The response to Banks’s public announcement of his illness was “overwhelming,” moving him deeply. He and his partner had strategically timed the announcement to coincide with their departure for Venice, hoping to avoid the initial onslaught of media attention. He humorously noted that had Thatcher died on the same day, his news would have been relegated to the back pages.

He found a strange form of solace in contemplating his limited time. “You look at the decrepitude of the very old and ill, and at least I’ll be spared years of that. It’ll be over fairly quickly.” He expressed a desire to finalize his music projects and create a website for distribution, driven by a need to bring his musical creations to “some level of respectability.” Despite his prognosis, he was characteristically busy, aiming to complete a new Culture novel if possible.

In a final, unexpected twist, Banks offered a whimsical explanation for his cancer: “Cosmic ray,” he declared. “I won’t brook any contradiction; it was a high-energy particle.
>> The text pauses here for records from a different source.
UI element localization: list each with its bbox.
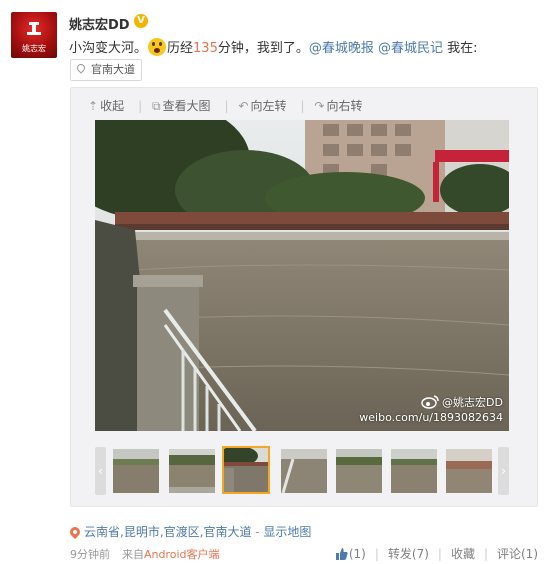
thumbnail-image [224,448,268,492]
thumbnail-image [391,449,437,493]
thumbnail[interactable] [446,449,492,493]
thumbnail-image [169,449,215,493]
rotate-right-icon: ↷ [314,99,325,113]
watermark-url: weibo.com/u/1893082634 [359,411,503,424]
thumbnail-strip: ‹ › [95,446,509,498]
thumbnail-image [336,449,382,493]
thumbnail[interactable] [281,449,327,493]
collapse-button[interactable]: ⇡ 收起 [88,99,124,113]
author-name[interactable]: 姚志宏DD [69,14,130,33]
mention-link-2[interactable]: @春城民记 [378,41,443,56]
flood-photo-image [95,120,509,431]
post-time-link[interactable]: 9分钟前 [70,548,110,561]
source-link[interactable]: Android客户端 [144,548,220,561]
thumb-prev-button[interactable]: ‹ [95,447,106,495]
chevron-left-icon: ‹ [98,464,103,478]
thumbnail-image [113,449,159,493]
map-pin-icon [67,524,83,540]
photo-watermark: @姚志宏DD weibo.com/u/1893082634 [359,395,503,425]
post-text-tail: 我在: [443,41,478,56]
post-text-part2: 历经 [167,41,194,56]
location-tag[interactable]: 官南大道 [70,59,142,81]
source-prefix: 来自 [122,548,144,561]
view-large-icon: ⧉ [151,99,161,113]
geo-place-link[interactable]: 云南省,昆明市,官渡区,官南大道 [84,525,251,539]
post-text: 小沟变大河。 历经135分钟，我到了。@春城晚报 @春城民记 我在: [69,37,478,56]
chevron-right-icon: › [501,464,506,478]
location-tag-label: 官南大道 [91,63,135,76]
location-pin-icon [75,62,87,74]
avatar-label: 姚志宏 [22,44,46,53]
thumbnail[interactable] [391,449,437,493]
main-photo[interactable]: @姚志宏DD weibo.com/u/1893082634 [95,120,509,431]
thumbs-up-icon [335,548,348,560]
geo-location: 云南省,昆明市,官渡区,官南大道 - 显示地图 [67,523,311,540]
view-large-button[interactable]: ⧉ 查看大图 [152,99,211,113]
thumbnail[interactable] [113,449,159,493]
geo-separator: - [251,525,264,539]
avatar-logo-icon [27,22,41,35]
like-count: (1) [348,547,366,561]
post-text-part1: 小沟变大河。 [69,41,148,56]
show-map-link[interactable]: 显示地图 [263,525,311,539]
like-button[interactable]: (1) [335,547,366,561]
user-avatar[interactable]: 姚志宏 [11,12,57,58]
repost-button[interactable]: 转发(7) [388,547,429,561]
shocked-face-icon [148,38,167,56]
thumbnail-image [281,449,327,493]
thumbnail[interactable] [336,449,382,493]
rotate-right-button[interactable]: ↷ 向右转 [314,99,362,113]
rotate-left-icon: ↶ [238,99,249,113]
favorite-button[interactable]: 收藏 [451,547,475,561]
collapse-icon: ⇡ [88,99,99,113]
post-highlight-number: 135 [193,41,218,56]
thumbnail-selected[interactable] [222,446,270,494]
watermark-name: @姚志宏DD [442,396,503,409]
image-toolbar: ⇡ 收起 | ⧉ 查看大图 | ↶ 向左转 | ↷ 向右转 [88,99,363,113]
verified-badge-icon[interactable]: V [134,14,148,28]
action-bar: (1) | 转发(7) | 收藏 | 评论(1) [335,545,538,562]
comment-button[interactable]: 评论(1) [497,547,538,561]
post-text-part3: 分钟，我到了。 [217,41,309,56]
rotate-left-button[interactable]: ↶ 向左转 [238,99,286,113]
post-meta: 9分钟前 来自Android客户端 [70,546,220,562]
weibo-logo-icon [421,395,439,409]
thumbnail-image [446,449,492,493]
thumbnail[interactable] [169,449,215,493]
mention-link-1[interactable]: @春城晚报 [309,41,374,56]
thumb-next-button[interactable]: › [498,447,509,495]
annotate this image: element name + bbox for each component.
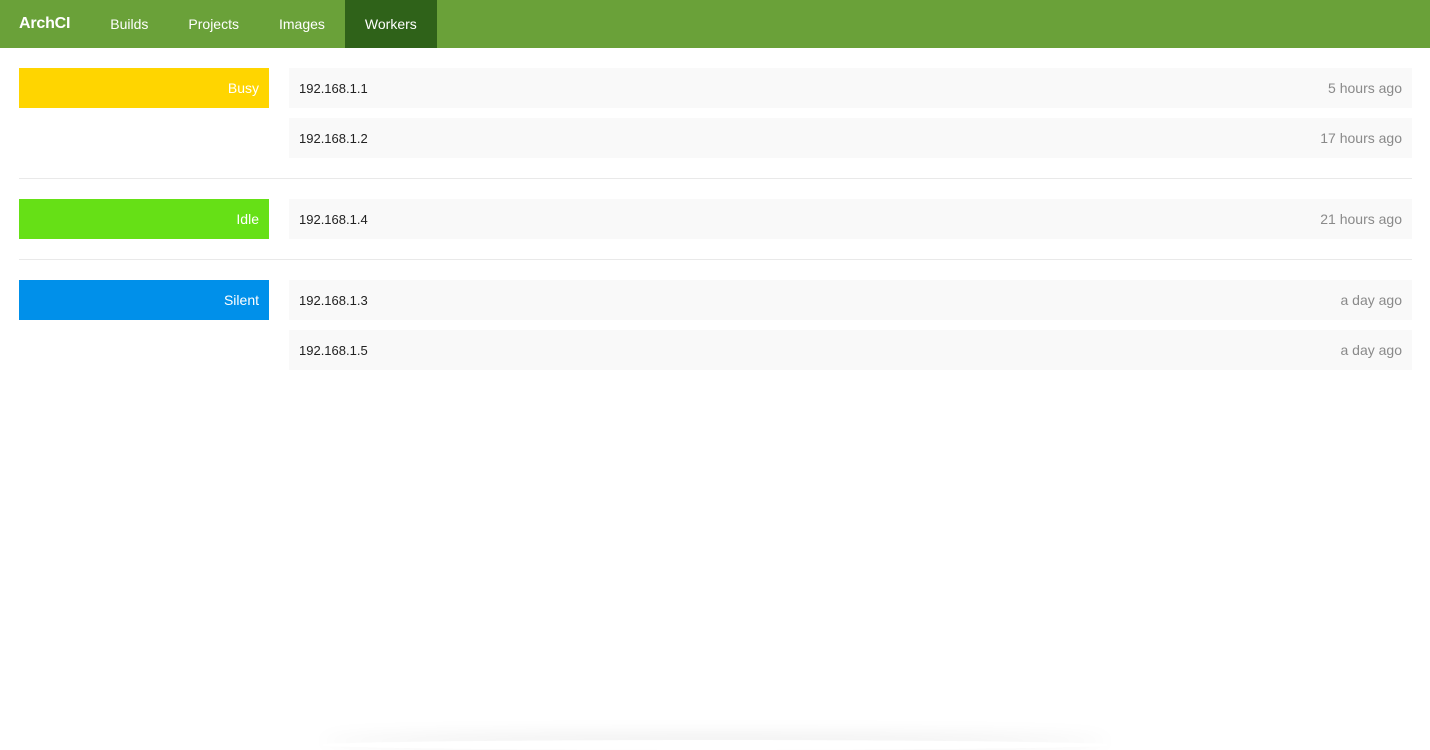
worker-row[interactable]: 192.168.1.5 a day ago: [289, 330, 1412, 370]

A star exploded hundreds or thousands of years ago and ever since there’s been a cosmic ray – a bad-magic bullet with my name on it, to quote Ken – heading towards the moment where it hit one of my cells and mutated it. That’s an SF author’s way to bow out; none of this banal transcription error stuff.” Instead of a final goodbye, he offered a “See you soon,” leaving a lingering sense of his enduring spirit.

Legacy of Laughter and Lasting Impact

Reflecting on the conversation after Banks’s passing, the interviewer was struck by the pervasive laughter throughout their exchange. That laughter, now silent, echoes through his work and his enduring legacy. On the train home, crossing the Firth of Forth, the interviewer mused on a fitting tribute: renaming the Forth Road Bridge the “Iain (M) Banks Other The Bridge Bridge.” More profoundly, they realized that Banks, even in his final days, embodied the best of himself – witty, passionate, imaginative, kind, and profoundly clever. It was a humbling privilege to witness.

The laughter may be gone, but the echoes of Iain Banks‘s brilliance, his insightful observations, and his unforgettable stories continue to resonate, reaching far beyond the known universe, securing his place as a true literary giant.